Porque ser escritor profesional cambia la personalidad. Es cierto. Un escritor no es un ser cualquiera. En donde antes hubo un estudiante descuidado, un administrativo aburrido o un viejo cascarrabias, surge un personaje inteligente, observador, irónico con gran capacidad para opinar sobre todo y sentar cátedra; un ser ávido de experiencias que es capaz de cambiar sus hábitos porque todo le está permitido en favor de su obra.
De esa manera, comienza a caminar con lentitud por la ciudad, mirando con precisión a los edificios, a las personas, a los vehículos con los que se cruza. También comienza a hablar más, a preguntar al camarero cómo está el negocio, al taxista cómo va la política del alcalde o al profesor cómo ve la integración lingüística del país.

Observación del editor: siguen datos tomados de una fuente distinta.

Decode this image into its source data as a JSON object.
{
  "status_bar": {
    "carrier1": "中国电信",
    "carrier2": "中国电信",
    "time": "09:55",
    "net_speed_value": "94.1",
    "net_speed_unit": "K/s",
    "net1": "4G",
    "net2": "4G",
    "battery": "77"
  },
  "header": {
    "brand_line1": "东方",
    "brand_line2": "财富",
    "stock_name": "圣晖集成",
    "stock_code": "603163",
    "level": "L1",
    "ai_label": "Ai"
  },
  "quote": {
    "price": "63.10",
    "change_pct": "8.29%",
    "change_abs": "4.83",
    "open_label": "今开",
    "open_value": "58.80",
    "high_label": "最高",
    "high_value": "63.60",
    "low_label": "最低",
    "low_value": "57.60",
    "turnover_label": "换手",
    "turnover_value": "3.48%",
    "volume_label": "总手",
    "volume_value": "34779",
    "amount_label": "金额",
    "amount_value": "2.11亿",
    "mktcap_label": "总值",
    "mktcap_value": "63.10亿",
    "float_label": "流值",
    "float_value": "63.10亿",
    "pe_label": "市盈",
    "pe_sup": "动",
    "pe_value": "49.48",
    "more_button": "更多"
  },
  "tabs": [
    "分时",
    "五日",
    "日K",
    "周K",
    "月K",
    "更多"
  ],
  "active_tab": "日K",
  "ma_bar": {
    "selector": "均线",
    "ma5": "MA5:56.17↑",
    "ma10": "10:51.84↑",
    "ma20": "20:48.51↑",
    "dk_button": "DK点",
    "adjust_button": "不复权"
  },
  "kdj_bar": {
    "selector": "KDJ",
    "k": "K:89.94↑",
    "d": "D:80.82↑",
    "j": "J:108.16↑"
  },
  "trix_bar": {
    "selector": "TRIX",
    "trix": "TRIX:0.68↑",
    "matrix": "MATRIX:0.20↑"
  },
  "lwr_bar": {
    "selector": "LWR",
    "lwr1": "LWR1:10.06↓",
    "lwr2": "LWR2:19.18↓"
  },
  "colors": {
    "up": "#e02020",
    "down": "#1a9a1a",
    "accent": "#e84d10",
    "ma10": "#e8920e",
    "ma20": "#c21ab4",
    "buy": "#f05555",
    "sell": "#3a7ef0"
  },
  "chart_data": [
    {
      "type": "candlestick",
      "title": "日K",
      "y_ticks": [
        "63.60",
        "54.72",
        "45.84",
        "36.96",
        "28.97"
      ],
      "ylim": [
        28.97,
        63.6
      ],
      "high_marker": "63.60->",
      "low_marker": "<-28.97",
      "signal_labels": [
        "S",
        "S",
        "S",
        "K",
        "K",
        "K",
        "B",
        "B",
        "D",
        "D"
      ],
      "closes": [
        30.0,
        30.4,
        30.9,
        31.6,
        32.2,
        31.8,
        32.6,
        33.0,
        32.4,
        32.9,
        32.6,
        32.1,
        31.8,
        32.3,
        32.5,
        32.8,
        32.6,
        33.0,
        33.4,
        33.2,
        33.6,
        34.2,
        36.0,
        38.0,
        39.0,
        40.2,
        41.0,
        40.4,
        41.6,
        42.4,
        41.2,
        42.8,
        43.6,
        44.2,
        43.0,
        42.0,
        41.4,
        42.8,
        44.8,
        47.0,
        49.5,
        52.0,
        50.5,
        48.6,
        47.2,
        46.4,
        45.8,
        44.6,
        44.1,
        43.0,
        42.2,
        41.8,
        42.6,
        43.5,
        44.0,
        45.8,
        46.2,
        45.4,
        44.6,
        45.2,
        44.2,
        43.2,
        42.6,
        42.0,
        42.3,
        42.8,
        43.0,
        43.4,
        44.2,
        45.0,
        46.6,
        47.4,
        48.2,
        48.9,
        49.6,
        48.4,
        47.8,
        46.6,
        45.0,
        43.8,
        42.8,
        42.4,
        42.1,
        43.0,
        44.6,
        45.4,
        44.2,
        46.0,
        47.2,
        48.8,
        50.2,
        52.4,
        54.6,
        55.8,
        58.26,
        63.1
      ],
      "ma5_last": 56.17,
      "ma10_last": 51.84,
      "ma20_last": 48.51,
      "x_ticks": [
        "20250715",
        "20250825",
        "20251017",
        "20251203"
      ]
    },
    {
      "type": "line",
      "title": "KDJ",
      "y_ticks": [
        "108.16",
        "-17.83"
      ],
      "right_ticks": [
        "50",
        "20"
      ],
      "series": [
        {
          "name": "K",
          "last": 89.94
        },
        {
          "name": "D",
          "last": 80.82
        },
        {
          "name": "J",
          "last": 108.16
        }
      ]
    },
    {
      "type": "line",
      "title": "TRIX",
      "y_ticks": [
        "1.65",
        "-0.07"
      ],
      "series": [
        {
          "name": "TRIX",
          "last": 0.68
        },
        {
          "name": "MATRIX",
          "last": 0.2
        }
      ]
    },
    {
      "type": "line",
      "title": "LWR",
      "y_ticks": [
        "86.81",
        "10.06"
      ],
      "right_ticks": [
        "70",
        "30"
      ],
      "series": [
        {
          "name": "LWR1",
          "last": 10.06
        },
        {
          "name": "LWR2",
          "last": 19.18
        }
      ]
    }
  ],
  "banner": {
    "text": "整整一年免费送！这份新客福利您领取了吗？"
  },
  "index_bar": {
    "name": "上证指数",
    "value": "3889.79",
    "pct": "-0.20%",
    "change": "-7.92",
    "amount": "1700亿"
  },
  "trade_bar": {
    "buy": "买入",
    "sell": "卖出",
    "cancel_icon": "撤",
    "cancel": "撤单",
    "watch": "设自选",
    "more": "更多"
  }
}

El escritor-opera-prima da un paso más allá y decide experimentar en su propia carne sabedor de lo aburrido de su vida. Por eso, recorre los prostíbulos de la ciudad con el objetivo de descubrir lenguajes perdidos (y queda enganchado a una mulata y sus ladillas). También decide hurtar en unos grandes almacenes para buscar la sensación del fuera de la ley (y le pescan en la salida). Incluso puede probar las drogas de moda para saber cómo describirlas en su novela (y coge una intoxicación de caballo durante tres días, lavativa incluida).
Ese cambio de actitud es notado por los que le rodean. El mismo remarca ese cambio con un vestir mucho más informal y con un vocabulario mucho más sofisticado. Habla más pausado, mira a los ojos de la gente, corrige los escritos de todos sus compañeros y, de vez en cuando, lanza algunas citas literarias (como decía Balzac…) demoledoras.
Sin embargo, en su casa sigue siendo el mismo pringado de siempre. No ha conseguido cambiar la percepción que de él tienen sus padres, hermanos, mujeres, suegros y demás familiares. Le ven igual de plasta, igual de atontado y nadie tiene en cuenta su esfuerzo sobrehumano. Para ellos es una chaladura más –como cuando le dio por el ajedrez– que se le pasará pronto. ¿Será cierto?